L'étude, publiée aujourd'hui par C40 Cities, a découvert que les émissions liées à la consommation de près de 100 grandes villes à travers le monde représentaient déjà 10 % des émissions mondiales de gaz à effet de serre. En l'absence d'une action urgente, ces émissions vont presque doubler d'ici 2050. L'étude révèle l'opportunité incroyable pour les villes et leurs citoyens de contribuer encore davantage à l'effort mondial visant à réduire les émissions et à faire face à l'urgence climatique.
La nouvelle étude, The Future of Urban Consumption in a 1.5°C World (l'avenir de la consommation urbaine dans un monde à 1,5°C), réalisée en partenariat avec Arup et l'Université de Leeds, attire l'attention sur la nécessité de réduire les émissions liées à la consommation urbaine d'au moins 50 % d'ici 2030, afin de garder l'espoir de contenir la hausse de la température mondiale en dessous de 1,5°C.
Cela permettrait d'éviter 35% d'émissions de gaz à effet de serre, et combiné avec les efforts des villes à réduire les émissions locales, de ne pas dépasser une hausse de la température de 1,5°C.
Les régions à revenu élevé, qui génèrent la majeure partie des émissions, doivent réduire ces dernières beaucoup plus rapidement, à savoir de deux tiers d'ici 2030. Heureusement, l'étude indique que si les nations, les entreprises, les villes et les citoyens prennent des mesures ambitieuses pour lutter contre le changement climatique au cours des dix prochaines années, les villes seront en voie de réduire leurs émissions conformément à un monde à 1,5 °C.

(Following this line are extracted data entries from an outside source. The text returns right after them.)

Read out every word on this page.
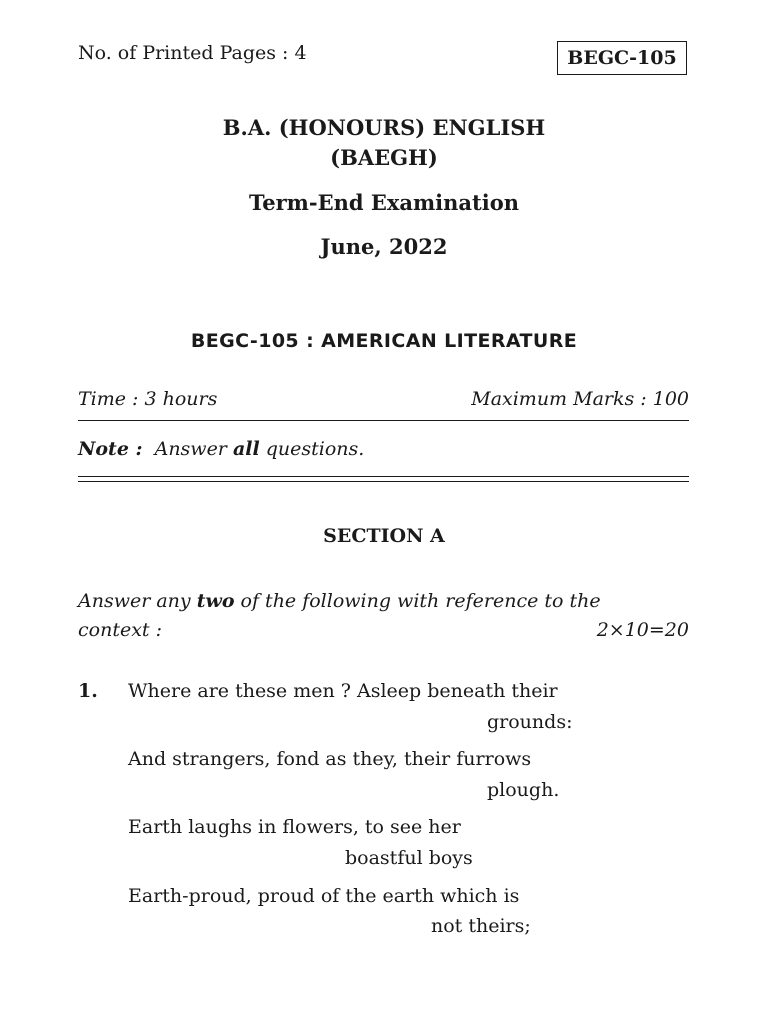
No. of Printed Pages : 4	BEGC-105
B.A. (HONOURS) ENGLISH
(BAEGH)
Term-End Examination
June, 2022
BEGC-105 : AMERICAN LITERATURE
Time : 3 hours	Maximum Marks : 100
Note : Answer all questions.
SECTION A
Answer any two of the following with reference to the
context :	2×10=20
1. Where are these men ? Asleep beneath their
grounds:
And strangers, fond as they, their furrows
plough.
Earth laughs in flowers, to see her
boastful boys
Earth-proud, proud of the earth which is
not theirs;
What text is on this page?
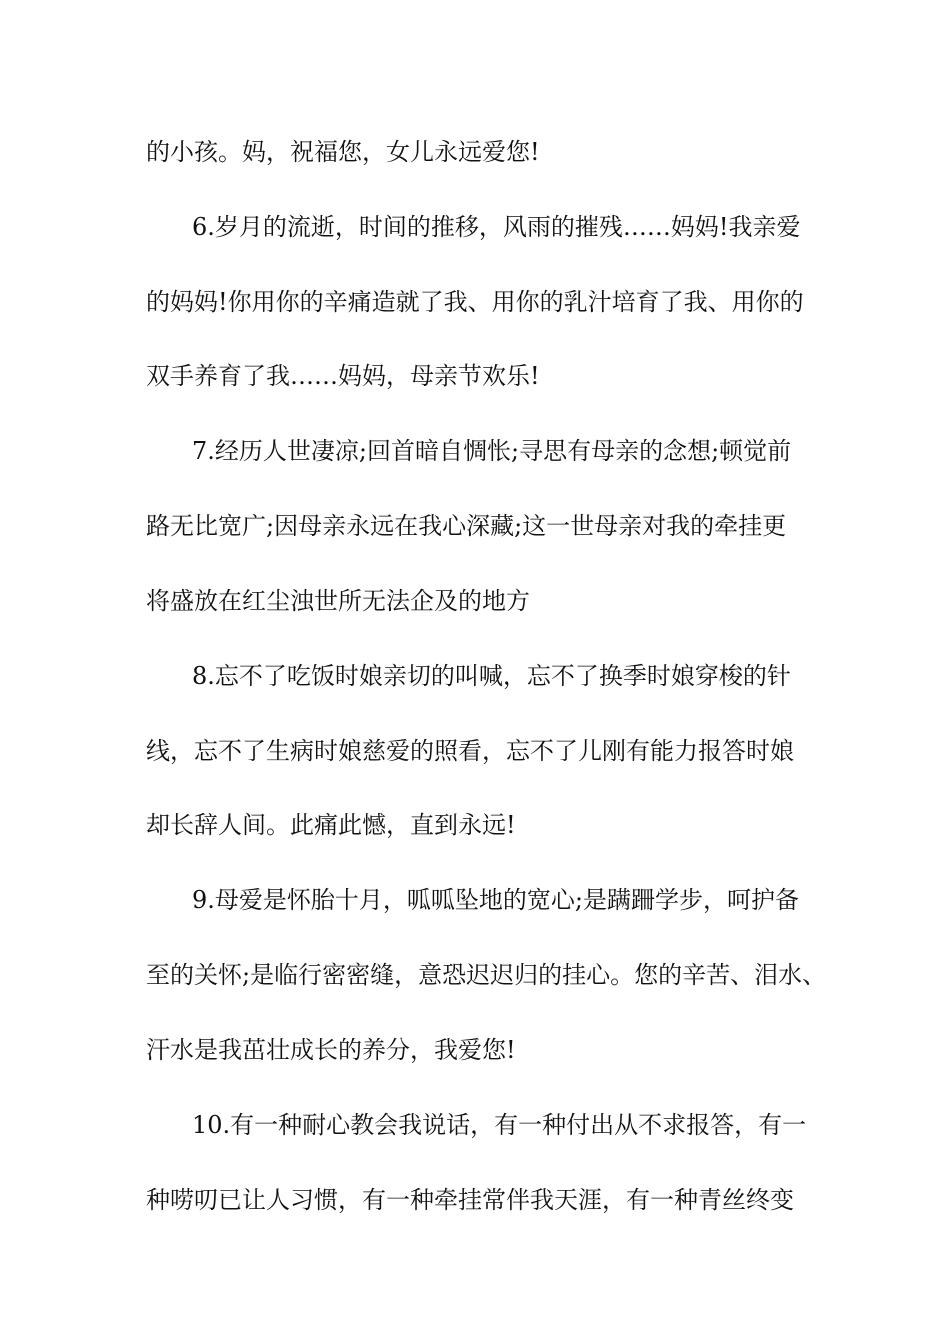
的小孩。妈，祝福您，女儿永远爱您!
6.岁月的流逝，时间的推移，风雨的摧残……妈妈!我亲爱
的妈妈!你用你的辛痛造就了我、用你的乳汁培育了我、用你的
双手养育了我……妈妈，母亲节欢乐!
7.经历人世凄凉;回首暗自惆怅;寻思有母亲的念想;顿觉前
路无比宽广;因母亲永远在我心深藏;这一世母亲对我的牵挂更
将盛放在红尘浊世所无法企及的地方
8.忘不了吃饭时娘亲切的叫喊，忘不了换季时娘穿梭的针
线，忘不了生病时娘慈爱的照看，忘不了儿刚有能力报答时娘
却长辞人间。此痛此憾，直到永远!
9.母爱是怀胎十月，呱呱坠地的宽心;是蹒跚学步，呵护备
至的关怀;是临行密密缝，意恐迟迟归的挂心。您的辛苦、泪水、
汗水是我茁壮成长的养分，我爱您!
10.有一种耐心教会我说话，有一种付出从不求报答，有一
种唠叨已让人习惯，有一种牵挂常伴我天涯，有一种青丝终变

« Prévenir un changement climatique catastrophique revient à maintenir la hausse de la température mondiale en dessous de 1,5°C par rapport aux niveaux préindustriels. Transformer l'économie mondiale afin d'atteindre cet objectif nécessitera des mesures dont l'ampleur est sans précédent en temps de paix. Tout devra changer, tout le monde devra évoluer, mais la première étape consiste à comprendre ce qui doit être fait. Cette étude démontre clairement que le fait de modifier notre façon de consommer pourrait contribuer considérablement à la réduction des émissions », a déclaré Mark Watts, directeur exécutif de C40 Cities. « Il s'agit d'un avertissement pour tous les dirigeants, les entreprises et les citoyens, afin qu'ils prennent en compte l'impact de ce qu'ils consomment sur le climat local et mondial - mais aussi d'une opportunité de mobiliser les citoyens et les entreprises afin de répondre à l'urgence climatique ».

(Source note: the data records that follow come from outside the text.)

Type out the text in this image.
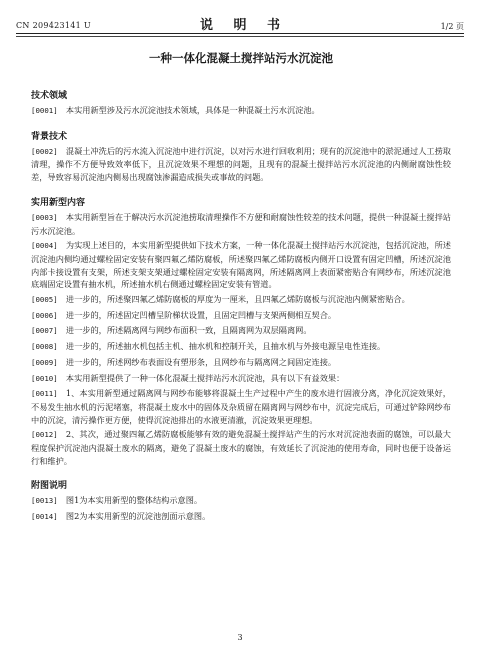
CN 209423141 U	说 明 书	1/2 页
一种一体化混凝土搅拌站污水沉淀池
技术领域
[0001]  本实用新型涉及污水沉淀池技术领域，具体是一种混凝土污水沉淀池。
背景技术
[0002]  混凝土冲洗后的污水流入沉淀池中进行沉淀，以对污水进行回收利用；现有的沉淀池中的淤泥通过人工捞取清理，操作不方便导致效率低下，且沉淀效果不理想的问题，且现有的混凝土搅拌站污水沉淀池的内侧耐腐蚀性较差，导致容易沉淀池内侧易出现腐蚀渗漏造成损失或事故的问题。
实用新型内容
[0003]  本实用新型旨在于解决污水沉淀池捞取清理操作不方便和耐腐蚀性较差的技术问题，提供一种混凝土搅拌站污水沉淀池。
[0004]  为实现上述目的，本实用新型提供如下技术方案，一种一体化混凝土搅拌站污水沉淀池，包括沉淀池，所述沉淀池内侧均通过螺栓固定安装有聚四氟乙烯防腐板，所述聚四氟乙烯防腐板内侧开口设置有固定凹槽，所述沉淀池内部卡接设置有支架，所述支架支架通过螺栓固定安装有隔离网，所述隔离网上表面紧密贴合有网纱布，所述沉淀池底端固定设置有抽水机，所述抽水机右侧通过螺栓固定安装有管道。
[0005]  进一步的，所述聚四氟乙烯防腐板的厚度为一厘米，且四氟乙烯防腐板与沉淀池内侧紧密贴合。
[0006]  进一步的，所述固定凹槽呈阶梯状设置，且固定凹槽与支架两侧相互契合。
[0007]  进一步的，所述隔离网与网纱布面积一致，且隔离网为双层隔离网。
[0008]  进一步的，所述抽水机包括主机、抽水机和控制开关，且抽水机与外接电源呈电性连接。
[0009]  进一步的，所述网纱布表面设有塑形条，且网纱布与隔离网之间固定连接。
[0010]  本实用新型提供了一种一体化混凝土搅拌站污水沉淀池，具有以下有益效果：
[0011]  1、本实用新型通过隔离网与网纱布能够将混凝土生产过程中产生的废水进行固液分离，净化沉淀效果好，不易发生抽水机的污泥堵塞，将混凝土废水中的固体及杂质留在隔离网与网纱布中，沉淀完成后，可通过铲除网纱布中的沉淀，清污操作更方便，使得沉淀池排出的水液更清澈，沉淀效果更理想。
[0012]  2、其次，通过聚四氟乙烯防腐板能够有效的避免混凝土搅拌站产生的污水对沉淀池表面的腐蚀，可以最大程度保护沉淀池内混凝土废水的隔离，避免了混凝土废水的腐蚀，有效延长了沉淀池的使用寿命，同时也便于设备运行和维护。
附图说明
[0013]  图1为本实用新型的整体结构示意图。
[0014]  图2为本实用新型的沉淀池剖面示意图。
3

Les villes montrent d'ores et déjà la voie
Les maires dirigent déjà la réponse à l'urgence climatique en fixant des objectifs scientifiques compatibles avec le maintien de la hausse de la température mondiale à 1,5°C, et ils prennent des mesures efficaces pour réduire les émissions locales provenant des bâtiments, de l'énergie, des transports et des déchets. 27 villes du C40 ont déjà atteint le pic de leurs émissions liées à la production, à savoir celles qui sont émises à l'échelle locale.
Cependant, le réseau C40 représente le quart de l'économie mondiale, et 85 % des émissions associées aux biens et services consommés sur son territoire proviennent d'ailleurs.
Il convient de commencer par ceux qui consomment le plus: afin de réaliser les réductions nécessaires, les zones urbaines à revenu élevé doivent réduire de deux tiers l'impact de leur consommation sur le climat au cours de la prochaine décennie, tandis que celles qui connaissent un rapide développement économique doivent adopter des modes de consommation durables au fur et à mesure de leur croissance. De nombreux citoyens du C40 ne consomment toujours pas suffisamment pour répondre à leurs besoins de base. Par conséquent, garantir une réduction juste des émissions liées à la consommation, et une transition équitable sera essentiel.
Lutter contre les émissions liées à la consommation dans six secteurs
Le rapport explore six secteurs au sein desquels les dirigeants, les entreprises et les citoyens des villes du monde peuvent prendre des mesures rapides afin de réduire les émissions liées à la consommation : l'alimentation, la construction, les vêtements, les véhicules, l'aviation et l'électronique. Il existe un potentiel important de réduction des émissions liées à la consommation dans ces secteurs.
Globalement, ces mesures permettraient de diminuer de 1,5GtCO2e les émissions de gaz à effet de serre, ce qui, combiné aux engagements pour le climat existants des villes, représente 35 % de ce qui est nécessaire afin de mettre les villes du C40 sur la trajectoire de 1,5°C. Les maires, les entreprises et les citoyens peuvent ensemble changer la donne en ce qui concerne la consommation.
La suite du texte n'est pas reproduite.